Прежде всего мы должны ненадолго остановиться на этом христианском истоке, хотя в дальнейшем нам, быть может, придется вернуться к нему более подробно. Ведь Бланшо вполне мог бы замалчивать его, даже полностью его вытеснять, заменяя «воскрешение» теми или иными терминами, предположим, такими, как «праздность» — «творчество без завершенности» — или «безумие», или же «бессонница», «обращение» или «переворачивание»[670]

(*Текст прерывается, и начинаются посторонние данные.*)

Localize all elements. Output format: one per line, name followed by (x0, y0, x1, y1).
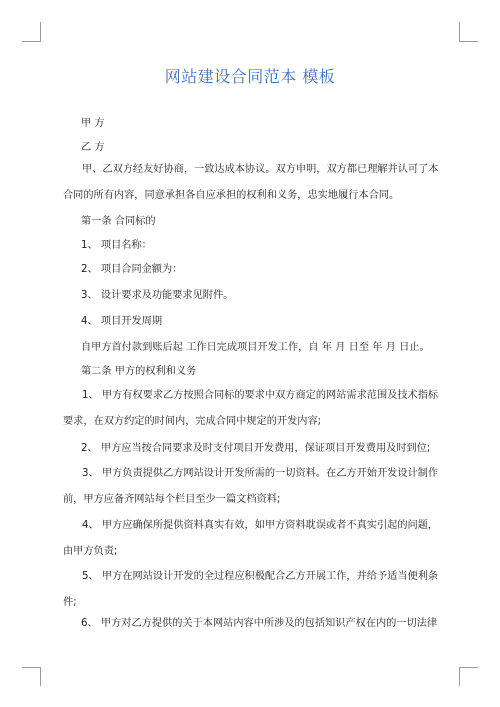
article-heading: 第二条 甲方的权利和义务 (81, 366, 197, 377)
list-item: 3、 设计要求及功能要求见附件。 (81, 290, 234, 301)
clause-paragraph: 4、 甲方应确保所提供资料真实有效，如甲方资料耽误或者不真实引起的问题，由甲方负责; (63, 520, 439, 557)
schedule-paragraph: 自甲方首付款到账后起 工作日完成项目开发工作，自 年 月 日至 年 月 日止。 (81, 342, 430, 353)
clause-paragraph: 6、 甲方对乙方提供的关于本网站内容中所涉及的包括知识产权在内的一切法律 (81, 618, 438, 629)
clause-paragraph: 5、 甲方在网站设计开发的全过程应积极配合乙方开展工作，并给予适当便利条件; (63, 571, 439, 608)
crop-mark-top-left (22, 41, 41, 42)
crop-mark-bottom-right (459, 667, 478, 668)
clause-paragraph: 2、 甲方应当按合同要求及时支付项目开发费用，保证项目开发费用及时到位; (81, 443, 431, 454)
crop-mark-top-left (40, 22, 41, 41)
list-item: 2、 项目合同金额为： (81, 264, 183, 275)
list-item: 4、 项目开发周期 (81, 316, 163, 327)
crop-mark-bottom-right (459, 667, 460, 686)
crop-mark-bottom-left (40, 667, 41, 686)
crop-mark-bottom-left (22, 667, 41, 668)
crop-mark-top-right (459, 22, 460, 41)
preamble-paragraph: 甲、乙双方经友好协商，一致达成本协议。双方申明，双方都已理解并认可了本合同的所有内容，同意承担各自应承担的权利和义务，忠实地履行本合同。 (63, 164, 439, 201)
clause-paragraph: 1、 甲方有权要求乙方按照合同标的要求中双方商定的网站需求范围及技术指标要求，在双方约定的时间内，完成合同中规定的开发内容; (63, 390, 439, 427)
party-b-line: 乙 方 (81, 142, 105, 153)
list-item: 1、 项目名称： (81, 240, 152, 251)
clause-paragraph: 3、 甲方负责提供乙方网站设计开发所需的一切资料。在乙方开始开发设计制作前，甲方应备齐网站每个栏目至少一篇文档资料; (63, 468, 439, 505)
document-title: 网站建设合同范本 模板 (164, 67, 336, 86)
article-heading: 第一条 合同标的 (81, 216, 156, 227)
party-a-line: 甲 方 (81, 118, 105, 129)
crop-mark-top-right (459, 41, 478, 42)
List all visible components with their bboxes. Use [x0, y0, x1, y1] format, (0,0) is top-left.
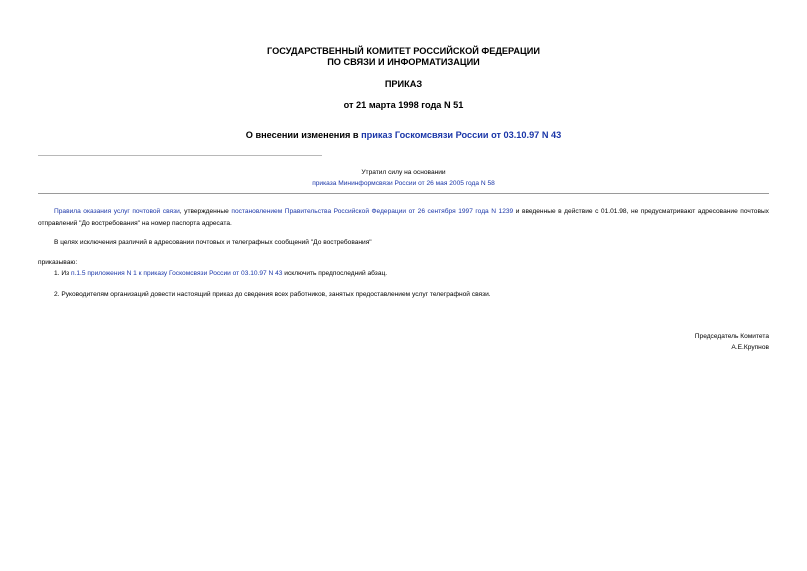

или еще «признание», ход и «отклонение» [extravagance] которого попытался показать Кристоф Бидан[671]. До некоторой степени подобное замещение имело место и снимало всякую зависимость от религии. Однако понятно, что в таком случае была бы утеряна непосредственная и очевидная связь со смертью, избавление и освобождение от которой прямо обозначаются воскрешением. Итак, не было возможности обойтись без этого термина, предназначенного служить логическим оператором между смертью, отношение к которой полагается как присущее письму, и письмом (словом, криком, стихом), отношение к которому полагается как присущее умиранию или смертности человека. Это, однако, еще не все: нужно также учитывать и тот элемент, сам факт существования которого является предпосылкой теологического мотива.Здесь следовало бы распространить анализ на всю теологическую, или, если так можно сказать, теоморфологическую данность в тексте Бланшо. Но это уже — для другой работы. Замечу только, относительно воскрешения, что эта данность особым образом уточняется на подступах к этому мотиву. Она уточняется путем прямых отсылок к евангельскому персонажу, которого можно назвать эпонимом воскрешения: это Лазарь из Евангелия от Иоанна. Действительно, прежде всего появление Лазаря совпадает с первым и, возможно, единственный раз встречающимся у Бланшо выражением «воскрешенная смерть». Хронологически это происходит рано, так как первое издание «Фомы Темного» появилось в 1941 году[672]
. Данный текст перешел и во второе издание, однако в нем изменены две фразы, идущие до и после фразы с упоминанием Лазаря. Это говорит о внимании, которое уделяет автор данной фразе, где субъектом является Фома: «Он шел, единственный истинный Лазарь, сама смерть которого была воскрешена».